Bobby Beaton
- Born: 14 May 1952 (age 74) Blantyre, Scotland
- Nationality: British (Scottish)

Career history
- 1968–1972, 1986–1988: Glasgow Tigers
- 1973: Coatbridge Tigers
- 1974-1981: Hull Vikings
- 1982–1984: Newcastle Diamonds
- 1982-1983: Belle Vue Aces
- 1984-1985: Edinburgh Monarchs

Individual honours
- 1980: British Championship finalist

Team honours
- 1979: Inter-League Four Team Tournament
- 1982, 1983: National League Champion
- 1982: National League KO Cup Winner
- 1982, 1983: National League Supernational Playoff Winner
- 1982, 1983: National League Four Team Champion

= Bobby Beaton (speedway rider) =

British and Scottish motorcycle speedway rider (born 1952)

John Robert Thompson Beaton (born 14 May 1952) is a former international motorcycle speedway rider from Scotland.

== Speedway career ==
Beaton rode in the top tier of British Speedway from 1968 to 1985, riding for various clubs. He reached the final of the British Speedway Championship in 1980.

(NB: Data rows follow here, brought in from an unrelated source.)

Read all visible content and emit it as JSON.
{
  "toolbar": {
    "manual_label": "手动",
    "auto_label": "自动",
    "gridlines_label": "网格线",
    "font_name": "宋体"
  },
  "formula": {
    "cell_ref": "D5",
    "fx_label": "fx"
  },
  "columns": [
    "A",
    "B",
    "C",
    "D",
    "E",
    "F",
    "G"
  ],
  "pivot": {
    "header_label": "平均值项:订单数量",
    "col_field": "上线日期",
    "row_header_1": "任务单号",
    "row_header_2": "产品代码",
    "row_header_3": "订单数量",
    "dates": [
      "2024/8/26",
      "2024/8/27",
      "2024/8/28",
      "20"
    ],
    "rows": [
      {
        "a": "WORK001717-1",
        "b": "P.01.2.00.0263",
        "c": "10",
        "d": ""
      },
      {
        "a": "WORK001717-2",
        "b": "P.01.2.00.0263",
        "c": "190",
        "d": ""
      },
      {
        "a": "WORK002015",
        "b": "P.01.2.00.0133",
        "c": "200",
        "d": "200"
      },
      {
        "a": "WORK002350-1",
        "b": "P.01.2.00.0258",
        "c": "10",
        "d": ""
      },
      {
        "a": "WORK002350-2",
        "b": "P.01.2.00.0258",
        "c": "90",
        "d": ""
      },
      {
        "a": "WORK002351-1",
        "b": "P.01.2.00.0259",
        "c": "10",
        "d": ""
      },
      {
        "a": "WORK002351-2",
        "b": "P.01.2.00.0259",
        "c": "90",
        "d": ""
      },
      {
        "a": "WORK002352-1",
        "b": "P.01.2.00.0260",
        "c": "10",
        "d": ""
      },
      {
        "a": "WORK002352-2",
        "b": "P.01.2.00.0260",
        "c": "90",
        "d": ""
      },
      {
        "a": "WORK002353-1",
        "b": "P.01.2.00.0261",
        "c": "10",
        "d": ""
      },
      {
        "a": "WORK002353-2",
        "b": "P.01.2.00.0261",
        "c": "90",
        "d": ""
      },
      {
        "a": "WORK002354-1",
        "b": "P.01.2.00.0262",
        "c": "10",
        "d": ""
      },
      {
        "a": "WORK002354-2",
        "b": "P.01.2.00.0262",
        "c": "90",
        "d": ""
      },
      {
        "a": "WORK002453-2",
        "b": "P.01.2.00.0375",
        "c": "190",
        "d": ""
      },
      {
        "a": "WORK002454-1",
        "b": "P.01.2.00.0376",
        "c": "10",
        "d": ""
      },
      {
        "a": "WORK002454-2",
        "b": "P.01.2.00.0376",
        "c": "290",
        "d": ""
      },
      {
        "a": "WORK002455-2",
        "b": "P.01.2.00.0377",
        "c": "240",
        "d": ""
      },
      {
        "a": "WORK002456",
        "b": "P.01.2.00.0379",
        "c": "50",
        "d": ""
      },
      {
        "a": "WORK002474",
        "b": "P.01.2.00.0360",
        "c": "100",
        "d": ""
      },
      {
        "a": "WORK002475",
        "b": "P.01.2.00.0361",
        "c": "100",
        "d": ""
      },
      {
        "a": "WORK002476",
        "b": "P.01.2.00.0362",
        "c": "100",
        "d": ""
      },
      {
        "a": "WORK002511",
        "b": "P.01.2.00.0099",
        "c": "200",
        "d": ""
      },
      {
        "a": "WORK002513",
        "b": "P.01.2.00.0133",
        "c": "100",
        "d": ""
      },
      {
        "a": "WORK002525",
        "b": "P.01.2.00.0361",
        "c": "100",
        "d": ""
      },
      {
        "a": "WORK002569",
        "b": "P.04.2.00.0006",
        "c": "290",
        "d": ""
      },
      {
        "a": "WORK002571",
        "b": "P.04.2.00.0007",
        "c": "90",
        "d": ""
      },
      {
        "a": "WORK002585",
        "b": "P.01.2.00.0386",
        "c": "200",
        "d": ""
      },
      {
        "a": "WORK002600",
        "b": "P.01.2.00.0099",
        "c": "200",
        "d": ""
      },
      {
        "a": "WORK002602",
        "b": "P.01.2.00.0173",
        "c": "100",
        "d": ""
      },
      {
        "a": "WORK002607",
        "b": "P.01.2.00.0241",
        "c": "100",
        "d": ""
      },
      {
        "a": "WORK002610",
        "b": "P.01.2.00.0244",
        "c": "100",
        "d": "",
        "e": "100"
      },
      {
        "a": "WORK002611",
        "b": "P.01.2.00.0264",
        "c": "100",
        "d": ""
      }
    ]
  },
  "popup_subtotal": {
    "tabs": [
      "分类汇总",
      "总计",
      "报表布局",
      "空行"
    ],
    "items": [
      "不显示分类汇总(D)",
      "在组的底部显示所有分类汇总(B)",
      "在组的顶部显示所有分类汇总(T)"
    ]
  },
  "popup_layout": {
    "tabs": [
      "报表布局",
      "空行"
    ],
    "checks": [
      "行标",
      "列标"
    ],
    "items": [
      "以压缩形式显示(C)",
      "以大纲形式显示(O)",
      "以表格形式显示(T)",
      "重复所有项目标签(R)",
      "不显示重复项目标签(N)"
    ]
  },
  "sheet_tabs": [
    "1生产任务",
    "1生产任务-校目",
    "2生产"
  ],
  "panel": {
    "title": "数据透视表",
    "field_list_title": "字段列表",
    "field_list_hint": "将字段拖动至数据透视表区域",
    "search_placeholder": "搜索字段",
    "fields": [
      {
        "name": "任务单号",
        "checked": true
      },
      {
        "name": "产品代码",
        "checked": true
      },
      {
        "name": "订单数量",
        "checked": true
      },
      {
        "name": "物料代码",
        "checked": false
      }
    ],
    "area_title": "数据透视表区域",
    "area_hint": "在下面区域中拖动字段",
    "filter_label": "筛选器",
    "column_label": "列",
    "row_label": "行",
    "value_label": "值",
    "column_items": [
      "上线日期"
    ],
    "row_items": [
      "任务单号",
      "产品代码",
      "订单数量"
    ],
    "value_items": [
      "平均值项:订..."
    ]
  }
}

In 1982, Beaton helped the Newcastle Diamonds win the Fours Championship during the 1982 National League season and he repeated the success the following year during the 1983 National League season.

At retirement, Beaton had earned 15 international caps for Scotland national speedway team and one cap for the Great Britain national speedway team.

==Family==
Beaton's younger brother Jim was a speedway rider and his older brother George was a junior rider before he was killed in a car crash in 1972. His father Jimmy Beaton Sr. was a promoter at Glasgow Tigers.